Biidaaban: First Light asks users to think about their place in history and their role in a possible future. As they move through a highly realistic future Toronto reclaimed by nature, they hear the languages of what was originally known as Tkaronto. Through gaze-based interactions, users engage with written text of the Wendat (Huron), Kanien’kehá:ka (Mohawk) and Anishinaabe (Ojibway) and gain insight into the complex thought systems of this land’s first peoples.
Biidaaban: First Light illuminates how Indigenous languages can provide a framework for understanding our place in a reconciled version of Canada’s largest urban environment. The importance of language in understanding Indigenous perspectives is one of its main themes. Indigenous North American languages are radically different from European languages and embody sets of relationships to the land, to each other, and to time itself. But as indigenous languages face the risk of disappearing, we risk losing what they have to teach us.
“Biidaaban” is an Anishinaabemowin word that means “the first light before dawn.” It also refers to the idea of the past and future collapsing in on the present.

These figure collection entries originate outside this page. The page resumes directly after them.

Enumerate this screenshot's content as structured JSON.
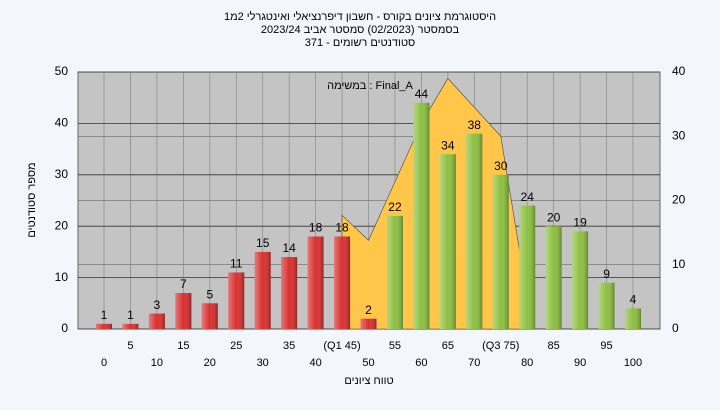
{
  "chart_data": {
    "type": "bar",
    "title": "היסטוגרמת ציונים בקורס - חשבון דיפרנציאלי ואינטגרלי 2מ1",
    "subtitle": "בסמסטר  (02/2023)  סמסטר אביב 2023/24",
    "subtitle2": "סטודנטים רשומים - 371",
    "annotation": "במשימה : Final_A",
    "y_label": "מספר סטודנטים",
    "x_label": "טווח ציונים",
    "categories": [
      "0",
      "5",
      "10",
      "15",
      "20",
      "25",
      "30",
      "35",
      "40",
      "(Q1 45)",
      "50",
      "55",
      "60",
      "65",
      "70",
      "(Q3 75)",
      "80",
      "85",
      "90",
      "95",
      "100"
    ],
    "values": [
      1,
      1,
      3,
      7,
      5,
      11,
      15,
      14,
      18,
      18,
      2,
      22,
      44,
      34,
      38,
      30,
      24,
      20,
      19,
      9,
      4
    ],
    "bar_colors": [
      "#d93030",
      "#d93030",
      "#d93030",
      "#d93030",
      "#d93030",
      "#d93030",
      "#d93030",
      "#d93030",
      "#d93030",
      "#d93030",
      "#d93030",
      "#8cc040",
      "#8cc040",
      "#8cc040",
      "#8cc040",
      "#8cc040",
      "#8cc040",
      "#8cc040",
      "#8cc040",
      "#8cc040",
      "#8cc040"
    ],
    "area": {
      "color": "#ffc64a",
      "x": [
        45,
        50,
        60,
        65,
        75,
        79
      ],
      "values": [
        17.7,
        13.8,
        32,
        39,
        30,
        10
      ]
    },
    "ylim": [
      0,
      50
    ],
    "yticks": [
      0,
      10,
      20,
      30,
      40,
      50
    ],
    "y2lim": [
      0,
      40
    ],
    "y2ticks": [
      0,
      10,
      20,
      30,
      40
    ],
    "grid": true
  }
}
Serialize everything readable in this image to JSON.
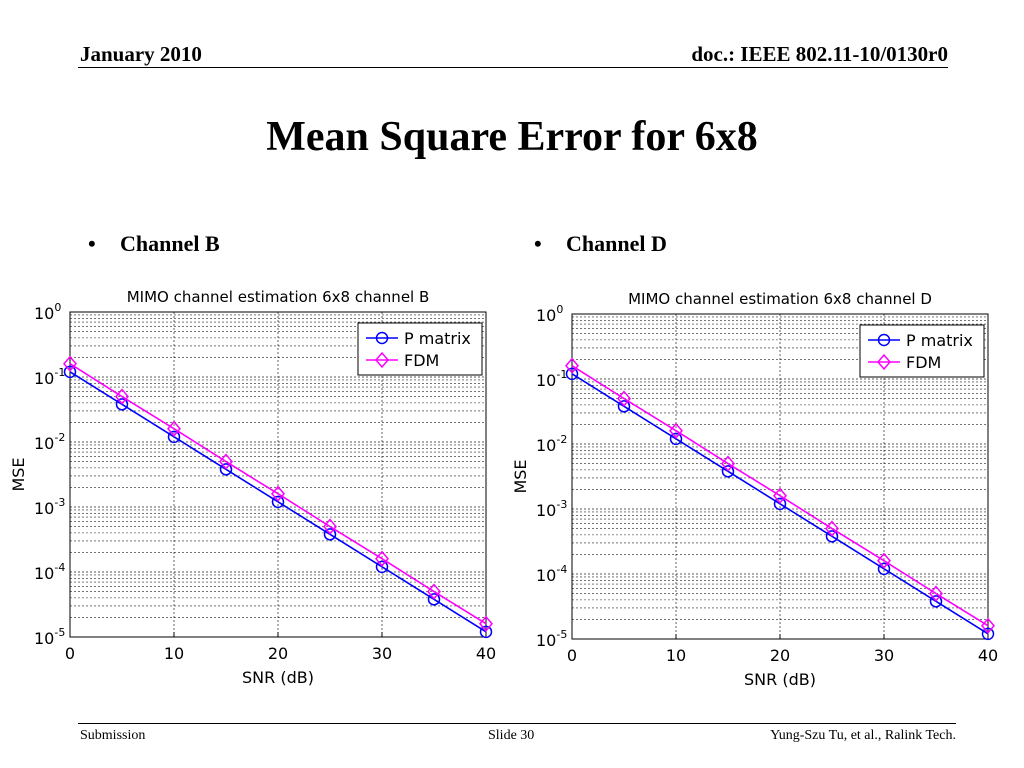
{
  "header": {
    "date": "January 2010",
    "doc": "doc.: IEEE 802.11-10/0130r0"
  },
  "slide_title": "Mean Square Error for 6x8",
  "bullets": {
    "left": "Channel B",
    "right": "Channel D",
    "marker": "•"
  },
  "footer": {
    "left": "Submission",
    "center": "Slide 30",
    "right": "Yung-Szu Tu, et al., Ralink Tech."
  },
  "chart_data": [
    {
      "type": "line",
      "title": "MIMO channel estimation 6x8 channel B",
      "xlabel": "SNR (dB)",
      "ylabel": "MSE",
      "xlim": [
        0,
        40
      ],
      "ylim": [
        1e-05,
        1
      ],
      "yscale": "log",
      "xticks": [
        "0",
        "10",
        "20",
        "30",
        "40"
      ],
      "yticks": [
        {
          "base": "10",
          "exp": "0"
        },
        {
          "base": "10",
          "exp": "-1"
        },
        {
          "base": "10",
          "exp": "-2"
        },
        {
          "base": "10",
          "exp": "-3"
        },
        {
          "base": "10",
          "exp": "-4"
        },
        {
          "base": "10",
          "exp": "-5"
        }
      ],
      "grid": true,
      "legend_position": "top-right",
      "x": [
        0,
        5,
        10,
        15,
        20,
        25,
        30,
        35,
        40
      ],
      "series": [
        {
          "name": "P matrix",
          "color": "#0000ff",
          "marker": "circle",
          "values": [
            0.12,
            0.038,
            0.012,
            0.0038,
            0.0012,
            0.00038,
            0.00012,
            3.8e-05,
            1.2e-05
          ]
        },
        {
          "name": "FDM",
          "color": "#ff00ff",
          "marker": "diamond",
          "values": [
            0.16,
            0.05,
            0.016,
            0.005,
            0.0016,
            0.0005,
            0.00016,
            5e-05,
            1.6e-05
          ]
        }
      ]
    },
    {
      "type": "line",
      "title": "MIMO channel estimation 6x8 channel D",
      "xlabel": "SNR (dB)",
      "ylabel": "MSE",
      "xlim": [
        0,
        40
      ],
      "ylim": [
        1e-05,
        1
      ],
      "yscale": "log",
      "xticks": [
        "0",
        "10",
        "20",
        "30",
        "40"
      ],
      "yticks": [
        {
          "base": "10",
          "exp": "0"
        },
        {
          "base": "10",
          "exp": "-1"
        },
        {
          "base": "10",
          "exp": "-2"
        },
        {
          "base": "10",
          "exp": "-3"
        },
        {
          "base": "10",
          "exp": "-4"
        },
        {
          "base": "10",
          "exp": "-5"
        }
      ],
      "grid": true,
      "legend_position": "top-right",
      "x": [
        0,
        5,
        10,
        15,
        20,
        25,
        30,
        35,
        40
      ],
      "series": [
        {
          "name": "P matrix",
          "color": "#0000ff",
          "marker": "circle",
          "values": [
            0.12,
            0.038,
            0.012,
            0.0038,
            0.0012,
            0.00038,
            0.00012,
            3.8e-05,
            1.2e-05
          ]
        },
        {
          "name": "FDM",
          "color": "#ff00ff",
          "marker": "diamond",
          "values": [
            0.16,
            0.05,
            0.016,
            0.005,
            0.0016,
            0.0005,
            0.00016,
            5e-05,
            1.6e-05
          ]
        }
      ]
    }
  ]
}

Biidaaban: First Light is the first interactive, room-scale VR work by Jackson, whose award-winning fiction and documentary films have screened widely at festivals such as Berlin, Hot Docs, SXSW and London BFI. In Biidaaban: First Light, 3D artist Mathew Borrett used actual architectural drawings of Toronto to create a future version of the city at scale.
Biidaaban: First Light is the latest NFB work to reflect the Canadian public producer’s commitment to improving gender parity in Canadian film and digital media and transforming its relationship with Indigenous creators and communities, with a series of major initiatives that will see the NFB strengthening its leadership in these areas.
Biidaaban: First Light is produced by Dana Dansereau and Rob McLaughlin from the NFB. The executive producer is Rob McLaughlin, who is also the head of the Digital Studio in Vancouver.